La campagne était pittoresque et boisée. En dehors de la ville, des vallées enneigées s’étendaient jusqu’à l’horizon lointain. Cette zone abritait une villa appartenant à la Reine Nebulis IIX de la Maison des Lou. Le manoir des Lou Erz.
Le château d’ivoire se dressait sur un terrain qui s’étendait à perte de vue. Aucune rénovation n’avait été apportée à son extérieur, mais la porte automatique équipée de dispositifs de surveillance n’était que l’une des nombreuses technologies de pointe qui avaient remplacé l’intérieur du bâtiment.
Le château avait commencé à s’effondrer.
Le plafond de la salle principale du premier étage s’était effondré, ses quatre murs étaient troués. Le deuxième étage était dans un état encore pire. Des coups de feu intermittents résonnaient dans les couloirs.
« Ils nous ont encore trouvés… ! Patron ! Néné ! Par ici ! » hurla Jhin, le sniper aux cheveux argentés, entre deux tirs sur les deux membres de l’unité 907. Il s’agrippait à la main de la jeune fille qui s’était blottie près de lui.
« Eeeek ! »
« Nous allons sortir d’ici. Où est notre prochaine cachette ? »
« Je suis à l’arrière ! » En tenant sa main, Sisbell avait commencé à se précipiter en avant.
Une fille avec de grands yeux de biche et des cheveux brillants blonds-roses comme des fraises. Elle était mignonne avec la faible lueur sur ses joues et ses lèvres, mais elle semblait visiblement nerveuse.
Elle devait avoir quatorze ans, peut-être quinze. Il ne connaissait pas son âge réel. En tant que soldat impérial, Jhin n’avait pas besoin de cette information. Il avait juste été chargé de la protéger. De plus, c’était une sorcière. Si c’était un champ de bataille, il aurait pointé son arme sur elle…

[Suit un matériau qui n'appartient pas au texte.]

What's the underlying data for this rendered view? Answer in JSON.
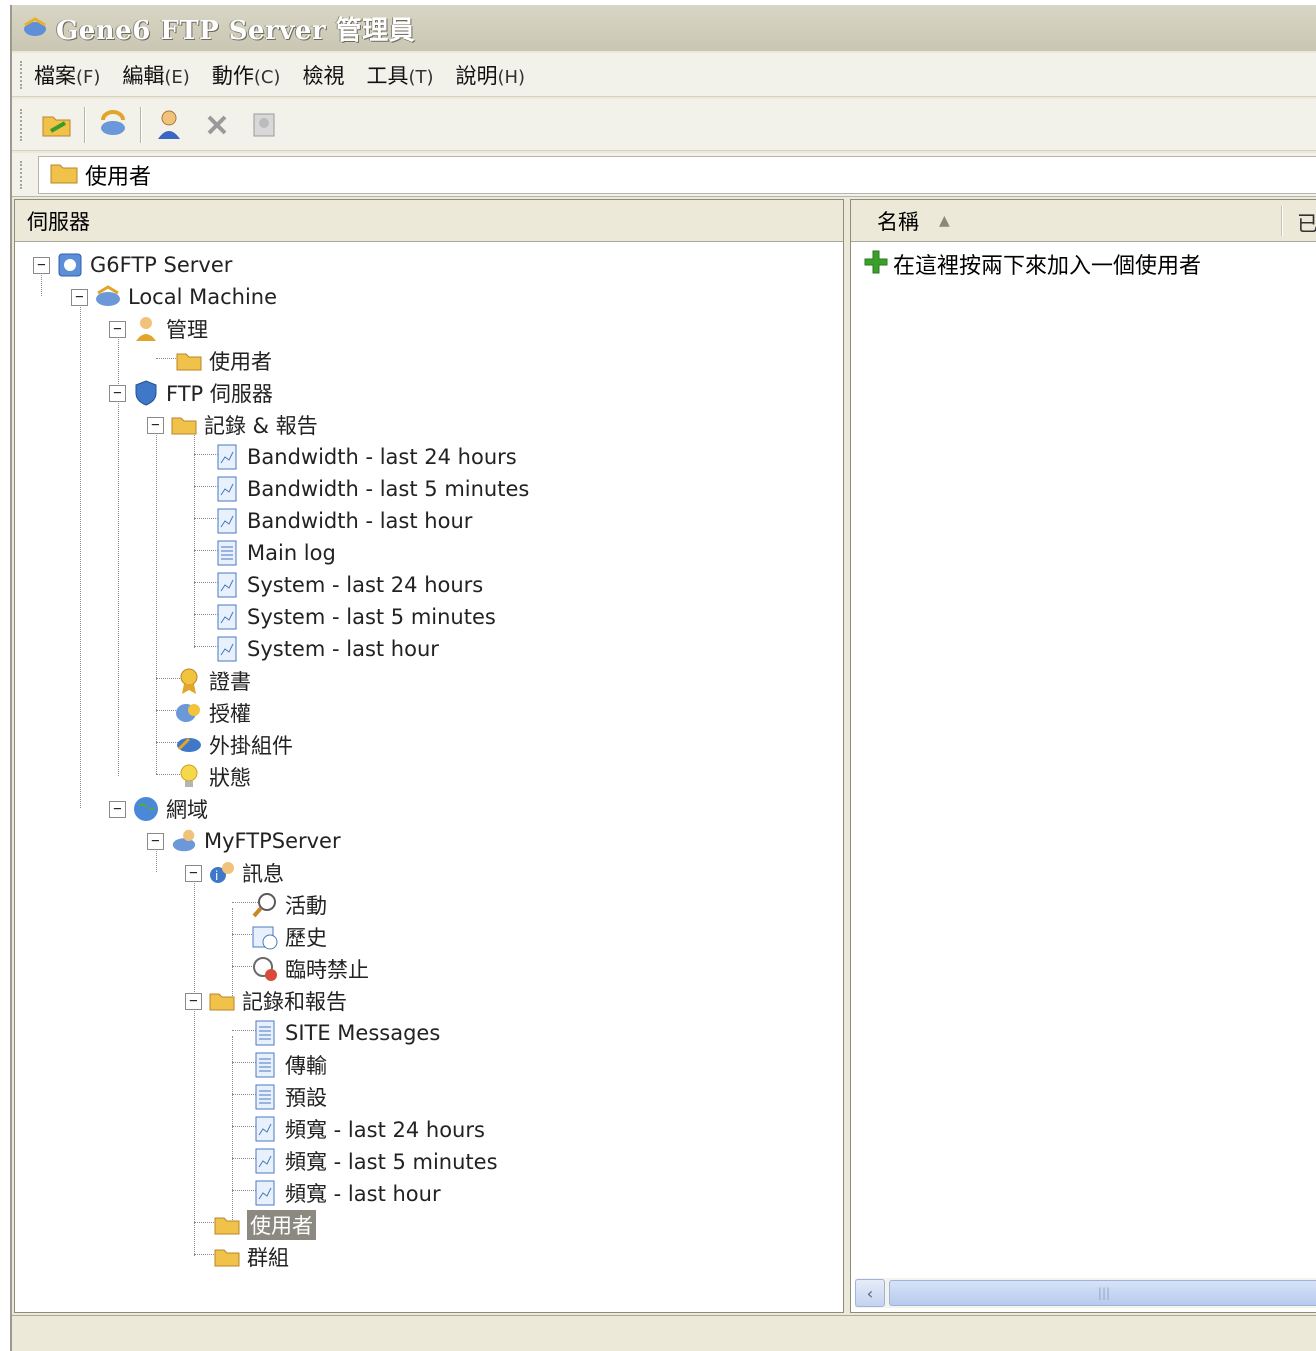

C’était une exception. Ils avaient fait un échange — la garder en échange de quelque chose qui leur était bénéfique.
« Nous avons accepté de l’emmener au palais en échange de l’obtention de ces auto-adhésifs permettant de cacher les crêtes astrales pour le patron… Je savais que ce serait risqué, mais pas au point de mettre sa vie en danger. »
« Avez-vous dit quelque chose ? »
« Rien. Vous gardez la tête baissée et vous courrez. Si vous vous faites toucher par une de ces balles perdues, vous souffrirez plus que vous ne l’auriez cru, » dit Jhin tandis que Sisbell court à ses côtés.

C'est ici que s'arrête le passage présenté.